UQ’s sports fields redevelopment are riding high after the destruction of the 2011 floods.
Last December, Melbourne braced itself for the “super storm”, when about “a summer’s worth of rain in just a 24-hour period” would fall, according to the Victorian Premier Daniel Andrews. Predictions of flooding were rife, as up to 100mm of rain hit the city in a day. This, however, is small change to Queenslanders looking at the news reports from afar.
“We had someone up from Melbourne and they were discussing the super storm and I was laughing – because 100mm wouldn’t really touch the flood-proofing we’ve got up in Queensland,” says Graeme Harvison, landscape architect at Tract.
Harvison worked with a team to renew the University of Queensland’s rectangular sports field, which was inundated during the 2011 floods. As a result synthetic fields were constructed on a raised platform. “The university realised that the fields sit in an area that is subject to high levels of flooding, so they had to rebuild with ongoing maintenance and condition factors in mind,” he says. “So the question was, what level do you have to raise them, to provide flood immunity”.
Coastal Risk Australia estimates that the worst-case sea-level rise scenario will be up to 2.7 metres by 2100. This is a significant increase on previous estimates, and means that most low-lying areas within Australia’s capital cities will be at risk. And of course, for universities with plenty of vulnerable assets, flood-proofing property in-line with updated metrics will have to be an ongoing concern.
For UQ, this meant raising the sports field up one storey, providing space for 500 car spaces and 350 bike racks below. Beyond practical benefits for the end-user, the fields also integrate resilient storm-water drainage channels, in preparation for this century’s well-documented predictions of more intense, and more frequent storm events.
“On the southern side of the site, there’s a lake that rainwater can flow into which will fill up in the event of a storm. That water then gets diverted to a bio-retention system in an adjacent garden which eventually flows into the river.” Though, with a once-in-100 year flood event (known as a Q100) predicted to happen by one percent every year, the design of these grounds are also designed to respond to climactic extremities.
“There’s an acceptance that the carpark will flood in the event of a Q100, because it’s just a fact of life now,” says Harvison. “After the 1974 floods, pundits said the Wivenhoe Dam would always protect Brisbane – that was made a mockery of during the 2011 floods. So because we know that water will flood into the carpark, that meant we designed it so that water could escape out of those spaces, utilising swales to push the water around.”

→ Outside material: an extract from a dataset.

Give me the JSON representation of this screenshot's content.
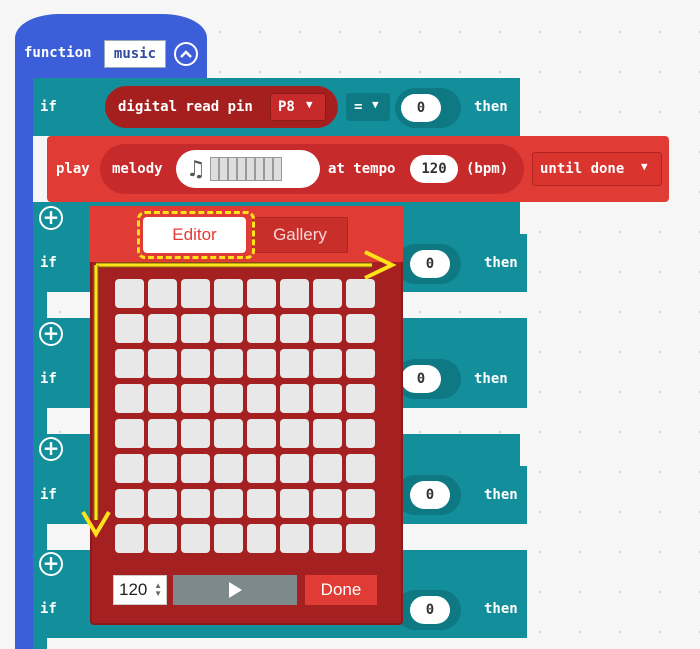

“The fields are designed in a way where water sheds off towards edges in a storm event, that eventually spill over the edges during a storm surge. This works with a swale sitting between the two fields, coming together to form a pretty significant drainage system.”
And of course, in a tropical city like Brisbane, sea-level rise coinciding with storm surge events will continue to be the norm, rather than the exception to the rule.
“And we’ve also got to think about inundation periods, because I think sometimes people think that sea-level rise will swell to a certain level and stay there. The real question is thinking about how many times the sea will hit that height within a certain period of time.”
With billions of dollars being invested in university campuses every year, mostly on new expensive iconic buildings, parks and public space, there is no doubt that this example at UQ represents only the start of a much larger trend: to manage future flood and inundation. Over time we will see universities investing time, research and money into managing the impacts of major water events in the years to come.